James Kirkland, MD, PhD, director of Mayo's Kogod Center on Aging and a co-author of the Science study, explained the effect of accumulated senescent cells on viral infection to the Star Tribune:

"Senescent cells reduce the ability of normal cells to fight off viruses," Kirkland said, and they 'upregulate' the processes in which viruses bind to and enter healthy cells.

He also explained how this upregulation manifests in older COVID-19 patients:

"If you've got a lot of senescent cells, what's going to happen is you're going to have an exaggerated response to infection… and you're going to get all of these bad outcomes that happen in older people with COVID.”

Pathogenic viruses
Though they don’t kill the SARS-CoV-2 virus, therapies that target the biology of aging may be able to help prevent severe infections and deaths from COVID-19.

Proving the treatment works

To determine whether targeting senescent cells could work against COVID-19, the research team worked with researchers from Mayo Clinic, including Kirkland, to study the effect of senolytic therapies on coronavirus mortality in mice. They tested fisetin, a natural product that gives  color to fruits and vegetables, but which the team showed in 2018 also kills senescent cells.

First, they mixed healthy lab mice with ordinary mice carrying a virus similar to SARS-CoV-2, observing how the mice responded to the virus. Without treatment, all the older mice died after exposure. But when they administered high doses of fisetin to the mice, more than half of the older mice survived, showing that the team had discovered a critical mechanism in COVID-19 pathogenesis.

Bringing the treatment to humans

As a result of the work completed under both the CTSI seed grant and the R01 supplement, Drs. Niedernhofer, Kirkland, and Robbins were awarded a new R01 grant from the NIH National Institute on Aging in September 2020 to bring the treatment to humans in two clinical trials. 

One trial is focused on patients who are already hospitalized with severe COVID, and another is on elderly people living in nursing homes.

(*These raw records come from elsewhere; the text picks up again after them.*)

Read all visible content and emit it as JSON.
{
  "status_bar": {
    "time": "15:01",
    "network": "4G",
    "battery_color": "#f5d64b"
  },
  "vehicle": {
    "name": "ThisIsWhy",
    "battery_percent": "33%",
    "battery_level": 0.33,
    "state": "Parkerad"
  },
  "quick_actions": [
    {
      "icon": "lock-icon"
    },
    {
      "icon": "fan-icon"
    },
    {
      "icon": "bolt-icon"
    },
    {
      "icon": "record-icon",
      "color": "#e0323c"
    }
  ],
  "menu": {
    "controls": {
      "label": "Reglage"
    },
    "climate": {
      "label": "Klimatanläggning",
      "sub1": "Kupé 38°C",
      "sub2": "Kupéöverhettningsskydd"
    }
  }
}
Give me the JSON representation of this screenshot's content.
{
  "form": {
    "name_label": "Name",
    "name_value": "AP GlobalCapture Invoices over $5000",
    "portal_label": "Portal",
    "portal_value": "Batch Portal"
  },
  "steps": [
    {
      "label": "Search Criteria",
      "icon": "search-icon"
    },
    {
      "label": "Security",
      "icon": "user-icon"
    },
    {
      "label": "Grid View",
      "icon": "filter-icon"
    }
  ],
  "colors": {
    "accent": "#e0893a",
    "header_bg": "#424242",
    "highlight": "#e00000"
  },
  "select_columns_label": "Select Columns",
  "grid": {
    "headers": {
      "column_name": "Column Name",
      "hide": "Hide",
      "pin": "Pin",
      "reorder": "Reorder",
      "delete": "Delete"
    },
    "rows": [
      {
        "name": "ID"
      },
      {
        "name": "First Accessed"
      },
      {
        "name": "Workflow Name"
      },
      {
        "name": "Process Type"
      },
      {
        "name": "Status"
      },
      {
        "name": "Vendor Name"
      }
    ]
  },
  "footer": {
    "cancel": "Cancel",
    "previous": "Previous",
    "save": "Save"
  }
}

These trials are still ongoing, beginning in early 2021.

“We couldn’t have completed this work without the support of CTSI at the start,” Niedernhofer said. “They funded critical pre-clinical studies, which ultimately led to additional funding from the NIH, our Science manuscript, and two clinical trials.”

While the results of the clinical trials have not been published yet, the earlier findings in mice suggest that targeting these senescent cells is a promising new approach for treating COVID-19 and other viral illnesses. Niedernhofer is amazed the therapy has shown such promise, considering how seemingly unrelated aging and COVID-19 are:

"It’s incredible that an approach for treating the biology of aging could also protect people from severe outcomes of COVID-19.”

 


This research was supported by the National Institutes of Health’s National Center for Advancing Translational Sciences, grant UL1TR002494. The content is solely the responsibility of the authors and does not necessarily represent the official views of the National Institutes of Health’s National Center for Advancing Translational Sciences.